Q. Recent years have been quite hard for Ukraine, which was involved in military conflict in its region. Georgia, like Central Asian countries, faced economic difficulties due to the devaluation of national currencies. How have these trends influenced Visa Inc.’s plans?
A. Visa operates worldwide. We as a company have seen all kinds of situations and Visa knows how to work in these kinds of environments and we will keep investing. In other words, crisis or devaluation or fluctuation of currencies are not conditions which would prevent Visa from being interested in markets or stop it investing. We will keep investing in new technologies. We keep investing and cooperating with our key stakeholders.
Q. Security is the main priority for Visa. Which specific features make the safety of Visa outstanding?
A. A very specific example is 3D Secure. This is an instrument which was invented by Visa and is now being used worldwide. We also call it Verified by Visa. Basically, it is a way to pay safely on the internet. With VbV each online transaction is protected with a dynamic onetime password. If you do not disclose your information to anyone, online payments with VbV are almost 100% safe.
We are currently working to launch so-called tokenization, this is a safety tool that will allow very safe payments via smartphones. Also, tokenization makes it practically impossible to steal your card information and somehow abuse it on the internet or somewhere else. These examples make us an outstanding company in terms of payment security.
Q. Banks are providing customers with additional card insurance service. Do you see a possibility for customers to become more concerned about a company, for example Visa, if banks are suggesting some additional safety measures?

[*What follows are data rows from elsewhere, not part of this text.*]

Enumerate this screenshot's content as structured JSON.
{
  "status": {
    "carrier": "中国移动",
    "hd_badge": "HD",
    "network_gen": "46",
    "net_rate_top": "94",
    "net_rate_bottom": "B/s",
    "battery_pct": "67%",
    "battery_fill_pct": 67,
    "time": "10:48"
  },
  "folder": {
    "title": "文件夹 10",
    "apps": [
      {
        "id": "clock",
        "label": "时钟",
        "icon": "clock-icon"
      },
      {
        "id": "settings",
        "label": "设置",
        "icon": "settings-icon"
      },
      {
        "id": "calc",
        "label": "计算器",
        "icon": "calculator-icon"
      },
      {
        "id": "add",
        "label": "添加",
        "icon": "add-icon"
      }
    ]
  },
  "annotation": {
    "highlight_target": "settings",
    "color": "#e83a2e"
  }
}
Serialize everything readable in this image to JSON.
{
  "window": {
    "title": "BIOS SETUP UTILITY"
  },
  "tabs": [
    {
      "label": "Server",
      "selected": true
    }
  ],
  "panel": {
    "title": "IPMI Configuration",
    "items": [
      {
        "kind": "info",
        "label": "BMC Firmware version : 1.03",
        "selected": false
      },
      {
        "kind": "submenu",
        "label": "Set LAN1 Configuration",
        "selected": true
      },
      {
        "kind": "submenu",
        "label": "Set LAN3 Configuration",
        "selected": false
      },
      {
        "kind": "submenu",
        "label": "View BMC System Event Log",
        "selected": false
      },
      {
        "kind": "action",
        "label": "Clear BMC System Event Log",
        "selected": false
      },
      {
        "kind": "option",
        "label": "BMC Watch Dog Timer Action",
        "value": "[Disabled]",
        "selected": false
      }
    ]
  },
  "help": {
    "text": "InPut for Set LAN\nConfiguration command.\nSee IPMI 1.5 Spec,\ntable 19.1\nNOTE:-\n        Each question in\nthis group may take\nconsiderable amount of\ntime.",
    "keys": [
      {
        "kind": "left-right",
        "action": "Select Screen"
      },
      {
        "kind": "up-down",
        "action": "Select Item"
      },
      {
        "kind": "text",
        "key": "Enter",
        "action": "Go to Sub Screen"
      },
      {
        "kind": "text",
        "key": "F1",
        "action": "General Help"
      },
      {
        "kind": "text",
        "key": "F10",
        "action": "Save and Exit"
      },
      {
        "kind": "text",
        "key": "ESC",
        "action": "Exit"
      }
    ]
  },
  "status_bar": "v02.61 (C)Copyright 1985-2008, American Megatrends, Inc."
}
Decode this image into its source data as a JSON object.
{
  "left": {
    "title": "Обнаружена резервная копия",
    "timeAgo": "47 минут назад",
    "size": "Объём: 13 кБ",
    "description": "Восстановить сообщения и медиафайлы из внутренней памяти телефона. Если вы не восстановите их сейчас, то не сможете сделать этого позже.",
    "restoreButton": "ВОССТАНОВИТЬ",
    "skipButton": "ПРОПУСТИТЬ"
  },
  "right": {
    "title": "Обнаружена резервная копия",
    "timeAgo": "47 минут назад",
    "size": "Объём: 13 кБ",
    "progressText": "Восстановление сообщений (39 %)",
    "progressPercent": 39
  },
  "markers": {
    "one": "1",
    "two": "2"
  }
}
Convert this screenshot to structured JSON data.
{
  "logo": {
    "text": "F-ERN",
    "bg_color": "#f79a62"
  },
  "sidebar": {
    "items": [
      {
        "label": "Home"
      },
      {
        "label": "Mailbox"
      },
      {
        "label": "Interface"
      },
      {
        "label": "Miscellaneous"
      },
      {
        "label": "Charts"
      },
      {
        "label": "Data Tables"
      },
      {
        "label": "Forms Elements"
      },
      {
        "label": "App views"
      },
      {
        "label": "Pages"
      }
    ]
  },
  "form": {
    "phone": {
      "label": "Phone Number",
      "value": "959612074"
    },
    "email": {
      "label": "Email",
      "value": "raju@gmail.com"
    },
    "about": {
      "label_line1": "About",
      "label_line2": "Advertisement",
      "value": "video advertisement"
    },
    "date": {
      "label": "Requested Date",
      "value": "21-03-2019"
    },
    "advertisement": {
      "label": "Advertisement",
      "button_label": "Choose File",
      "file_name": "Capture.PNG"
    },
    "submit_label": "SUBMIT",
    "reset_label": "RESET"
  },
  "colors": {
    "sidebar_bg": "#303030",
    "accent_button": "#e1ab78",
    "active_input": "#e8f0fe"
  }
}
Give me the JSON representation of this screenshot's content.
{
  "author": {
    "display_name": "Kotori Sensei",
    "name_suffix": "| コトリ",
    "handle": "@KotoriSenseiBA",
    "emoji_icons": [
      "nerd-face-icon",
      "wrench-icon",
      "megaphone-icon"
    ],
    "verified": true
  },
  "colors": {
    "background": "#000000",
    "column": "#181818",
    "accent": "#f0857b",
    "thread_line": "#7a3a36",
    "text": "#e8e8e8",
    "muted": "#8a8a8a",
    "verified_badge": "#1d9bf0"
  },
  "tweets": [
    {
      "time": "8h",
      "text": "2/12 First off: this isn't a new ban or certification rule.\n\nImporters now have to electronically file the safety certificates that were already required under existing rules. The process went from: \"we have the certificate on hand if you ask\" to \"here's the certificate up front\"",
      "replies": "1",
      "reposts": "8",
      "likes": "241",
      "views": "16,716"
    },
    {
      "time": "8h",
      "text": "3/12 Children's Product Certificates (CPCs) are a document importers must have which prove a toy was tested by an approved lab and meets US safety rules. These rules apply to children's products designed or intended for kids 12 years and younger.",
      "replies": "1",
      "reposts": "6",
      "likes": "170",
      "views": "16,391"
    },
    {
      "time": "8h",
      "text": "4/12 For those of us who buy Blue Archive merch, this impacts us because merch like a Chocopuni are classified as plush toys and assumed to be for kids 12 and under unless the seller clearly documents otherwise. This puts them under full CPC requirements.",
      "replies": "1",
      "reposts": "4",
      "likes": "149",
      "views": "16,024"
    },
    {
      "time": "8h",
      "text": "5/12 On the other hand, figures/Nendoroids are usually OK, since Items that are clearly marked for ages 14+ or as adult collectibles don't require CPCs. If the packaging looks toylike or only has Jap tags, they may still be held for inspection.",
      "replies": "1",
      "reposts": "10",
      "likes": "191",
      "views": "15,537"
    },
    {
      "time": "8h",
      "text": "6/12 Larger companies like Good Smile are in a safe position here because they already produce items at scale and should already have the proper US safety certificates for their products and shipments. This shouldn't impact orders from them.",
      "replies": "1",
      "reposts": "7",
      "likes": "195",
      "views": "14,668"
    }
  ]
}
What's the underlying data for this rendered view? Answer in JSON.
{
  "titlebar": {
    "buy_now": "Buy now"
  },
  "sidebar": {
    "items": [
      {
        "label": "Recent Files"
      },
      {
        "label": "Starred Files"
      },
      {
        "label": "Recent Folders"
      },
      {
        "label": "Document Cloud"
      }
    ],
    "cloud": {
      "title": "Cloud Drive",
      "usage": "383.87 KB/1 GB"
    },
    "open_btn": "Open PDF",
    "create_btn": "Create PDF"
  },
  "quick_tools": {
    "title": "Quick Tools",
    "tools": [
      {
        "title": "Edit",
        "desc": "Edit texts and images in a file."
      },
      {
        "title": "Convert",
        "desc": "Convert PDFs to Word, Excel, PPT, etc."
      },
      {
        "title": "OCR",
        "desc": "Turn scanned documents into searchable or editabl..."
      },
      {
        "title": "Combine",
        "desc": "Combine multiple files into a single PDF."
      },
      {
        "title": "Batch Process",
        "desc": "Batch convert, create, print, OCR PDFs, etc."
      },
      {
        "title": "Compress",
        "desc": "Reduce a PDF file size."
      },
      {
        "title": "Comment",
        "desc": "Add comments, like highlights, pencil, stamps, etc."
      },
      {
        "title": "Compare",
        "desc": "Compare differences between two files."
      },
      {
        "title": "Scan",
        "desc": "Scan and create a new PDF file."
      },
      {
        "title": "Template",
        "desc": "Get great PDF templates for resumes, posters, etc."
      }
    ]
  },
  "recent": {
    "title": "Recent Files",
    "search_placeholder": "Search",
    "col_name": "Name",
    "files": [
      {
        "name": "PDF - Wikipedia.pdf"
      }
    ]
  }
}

A. Every consumer looks at risks differently. Some people do not have health insurance at all and yet they feel comfortable, while there are people who prefer to have all types of insurance. If a service is offered voluntarily, there will always be someone who would like to buy that type of insurance. I think people can have different feelings and so for example, there could be an opinion that this creates more safety, while others might be more concerned. The only way to understand real feelings, is to carry out a survey. This could be something that we and the banks might look into in some of our next surveys.